Another objection to the evil god challenge is skeptical theism…or in this case skeptical misotheism:
We can’t rule out an evil god on the basis of all the good things in the world. That’s because we have no reason for thinking that our knowledge of evils is representative of all the evils there are.
One problem with this suggestion is that it really does seem like the existence of so much good in the world at least lowers the probability of an evil god existing. Secondly, taking the skeptical misotheism route might actually be a reductio ad absurdum of skeptical theism. If skeptical theism means that you must accept skeptical misotheism, then that’s a step too far. Therefore, one should go back and examine skeptical theism because we have an implausible implication. In addition, if one can’t rule out the existence of an evil god based on the existence of so much good (and it appears that we can), then one must try and rule out evil god based on conceptual arguments. But, once again, there are also conceptual arguments against a good God. Thus, skeptical theism by itself isn’t even a total refutation of the evil-god challenge. In fact appealing to our cognitive limitations, as skeptical theism emphasizes, will immunize arguments for an evil god!
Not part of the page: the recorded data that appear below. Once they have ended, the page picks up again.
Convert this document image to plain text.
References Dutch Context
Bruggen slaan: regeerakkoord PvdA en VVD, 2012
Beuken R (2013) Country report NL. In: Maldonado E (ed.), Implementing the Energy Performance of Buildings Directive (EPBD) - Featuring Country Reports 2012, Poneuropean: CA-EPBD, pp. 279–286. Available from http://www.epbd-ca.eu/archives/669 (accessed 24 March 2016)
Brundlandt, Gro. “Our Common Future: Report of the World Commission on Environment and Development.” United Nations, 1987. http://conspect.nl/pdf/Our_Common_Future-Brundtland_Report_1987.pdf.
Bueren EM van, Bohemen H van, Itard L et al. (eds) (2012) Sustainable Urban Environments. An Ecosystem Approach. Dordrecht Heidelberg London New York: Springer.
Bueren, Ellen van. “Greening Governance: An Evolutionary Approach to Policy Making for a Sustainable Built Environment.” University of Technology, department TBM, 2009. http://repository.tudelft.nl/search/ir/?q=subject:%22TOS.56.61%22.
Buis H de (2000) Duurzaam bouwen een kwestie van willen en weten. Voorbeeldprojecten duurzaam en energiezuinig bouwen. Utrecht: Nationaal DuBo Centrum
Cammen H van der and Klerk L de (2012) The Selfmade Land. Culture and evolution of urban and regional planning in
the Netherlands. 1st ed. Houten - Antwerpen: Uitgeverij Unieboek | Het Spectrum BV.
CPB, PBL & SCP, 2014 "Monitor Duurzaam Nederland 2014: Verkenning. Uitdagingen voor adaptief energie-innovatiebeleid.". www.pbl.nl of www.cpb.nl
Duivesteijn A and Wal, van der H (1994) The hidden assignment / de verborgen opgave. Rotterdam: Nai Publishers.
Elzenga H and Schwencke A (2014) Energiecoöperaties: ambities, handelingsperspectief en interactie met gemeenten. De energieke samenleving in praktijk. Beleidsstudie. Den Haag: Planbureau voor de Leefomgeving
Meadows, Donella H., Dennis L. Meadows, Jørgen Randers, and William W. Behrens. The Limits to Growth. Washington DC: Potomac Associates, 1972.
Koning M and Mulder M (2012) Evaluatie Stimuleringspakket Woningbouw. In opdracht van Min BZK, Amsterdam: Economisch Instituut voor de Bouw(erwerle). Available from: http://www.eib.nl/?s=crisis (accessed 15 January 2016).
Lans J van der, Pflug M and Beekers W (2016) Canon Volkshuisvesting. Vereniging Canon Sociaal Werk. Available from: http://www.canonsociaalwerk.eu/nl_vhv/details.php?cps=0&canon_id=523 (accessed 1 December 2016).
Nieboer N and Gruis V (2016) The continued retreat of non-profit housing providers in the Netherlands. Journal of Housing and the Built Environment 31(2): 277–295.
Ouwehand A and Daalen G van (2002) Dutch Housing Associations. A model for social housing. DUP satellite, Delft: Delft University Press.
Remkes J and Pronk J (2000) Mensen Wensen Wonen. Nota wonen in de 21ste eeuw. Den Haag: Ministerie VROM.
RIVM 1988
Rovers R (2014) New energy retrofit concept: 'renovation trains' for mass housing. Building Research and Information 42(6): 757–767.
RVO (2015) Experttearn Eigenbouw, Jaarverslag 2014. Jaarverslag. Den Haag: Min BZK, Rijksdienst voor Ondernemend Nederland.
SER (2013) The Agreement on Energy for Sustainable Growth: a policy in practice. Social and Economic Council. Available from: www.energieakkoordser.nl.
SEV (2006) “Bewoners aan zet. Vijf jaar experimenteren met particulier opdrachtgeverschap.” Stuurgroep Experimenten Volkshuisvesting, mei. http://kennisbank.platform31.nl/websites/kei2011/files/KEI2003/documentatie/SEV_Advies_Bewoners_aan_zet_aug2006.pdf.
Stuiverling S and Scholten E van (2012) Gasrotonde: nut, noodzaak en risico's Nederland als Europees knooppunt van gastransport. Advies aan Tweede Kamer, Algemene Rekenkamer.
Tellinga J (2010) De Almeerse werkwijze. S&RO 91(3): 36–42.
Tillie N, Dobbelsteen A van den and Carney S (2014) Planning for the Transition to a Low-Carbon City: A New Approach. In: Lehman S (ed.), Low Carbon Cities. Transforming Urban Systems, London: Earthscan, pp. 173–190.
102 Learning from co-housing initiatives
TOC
One might also try and escape the evil god challenge by appealing to moral arguments for God. The problem here is that these moral arguments must be good enough to make a good God significantly more likely than an evil god. Secondly, there are also moral arguments for an evil god. An evil god explains the existence of moral disagreement better than a good God, and an evil god also explains the existence of psychopaths better than a good God. Thirdly, there are other arguments against a good God. For instance, the argument from divine hiddenness. The result is that even if the existence of a good God gets a boost from moral arguments, one must then also consider arguments like divine hiddenness.
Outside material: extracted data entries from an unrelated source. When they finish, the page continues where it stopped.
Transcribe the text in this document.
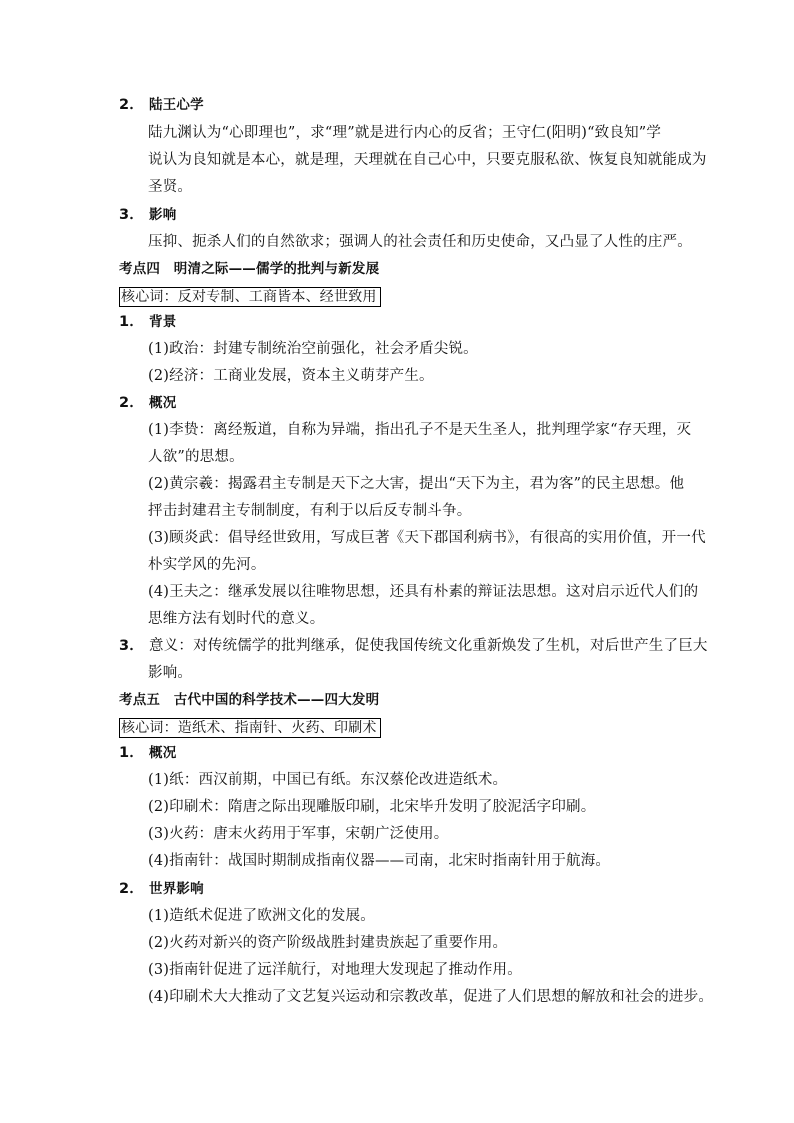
2． 陆王心学
陆九渊认为“心即理也”，求“理”就是进行内心的反省；王守仁(阳明)“致良知”学
说认为良知就是本心，就是理，天理就在自己心中，只要克服私欲、恢复良知就能成为
圣贤。
3． 影响
压抑、扼杀人们的自然欲求；强调人的社会责任和历史使命，又凸显了人性的庄严。
考点四　明清之际——儒学的批判与新发展
核心词：反对专制、工商皆本、经世致用
1． 背景
(1)政治：封建专制统治空前强化，社会矛盾尖锐。
(2)经济：工商业发展，资本主义萌芽产生。
2． 概况
(1)李贽：离经叛道，自称为异端，指出孔子不是天生圣人，批判理学家“存天理，灭
人欲”的思想。
(2)黄宗羲：揭露君主专制是天下之大害，提出“天下为主，君为客”的民主思想。他
抨击封建君主专制制度，有利于以后反专制斗争。
(3)顾炎武：倡导经世致用，写成巨著《天下郡国利病书》，有很高的实用价值，开一代
朴实学风的先河。
(4)王夫之：继承发展以往唯物思想，还具有朴素的辩证法思想。这对启示近代人们的
思维方法有划时代的意义。
3． 意义：对传统儒学的批判继承，促使我国传统文化重新焕发了生机，对后世产生了巨大
影响。
考点五　古代中国的科学技术——四大发明
核心词：造纸术、指南针、火药、印刷术
1． 概况
(1)纸：西汉前期，中国已有纸。东汉蔡伦改进造纸术。
(2)印刷术：隋唐之际出现雕版印刷，北宋毕升发明了胶泥活字印刷。
(3)火药：唐末火药用于军事，宋朝广泛使用。
(4)指南针：战国时期制成指南仪器——司南，北宋时指南针用于航海。
2． 世界影响
(1)造纸术促进了欧洲文化的发展。
(2)火药对新兴的资产阶级战胜封建贵族起了重要作用。
(3)指南针促进了远洋航行，对地理大发现起了推动作用。
(4)印刷术大大推动了文艺复兴运动和宗教改革，促进了人们思想的解放和社会的进步。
(1) That’s also why it doesn’t matter when some theists argue that theism has a probability of 1. What they are saying is that the objective probability is 1. Even worse, all they are showing is that if (this particular version of) theism is true, then it has an objective probability of 1. And even if theism is necessarily true, that doesn’t mean one is entitled to place their confidence level (in theism) at 1. On the contrary, placing one’s confidence level in a proposition at 1 is irrational. That’s because the implication is that no evidence could/would/should change your mind.
(2) I’ve noticed that debates around God’s existence often get bogged down by prior probabilities. But unless someone is incredibly UNGENEROUS and (irrationally) assigns an epistemic probability of 0 or 1 to God’s existence, then we are still going to have to look at the data in the world.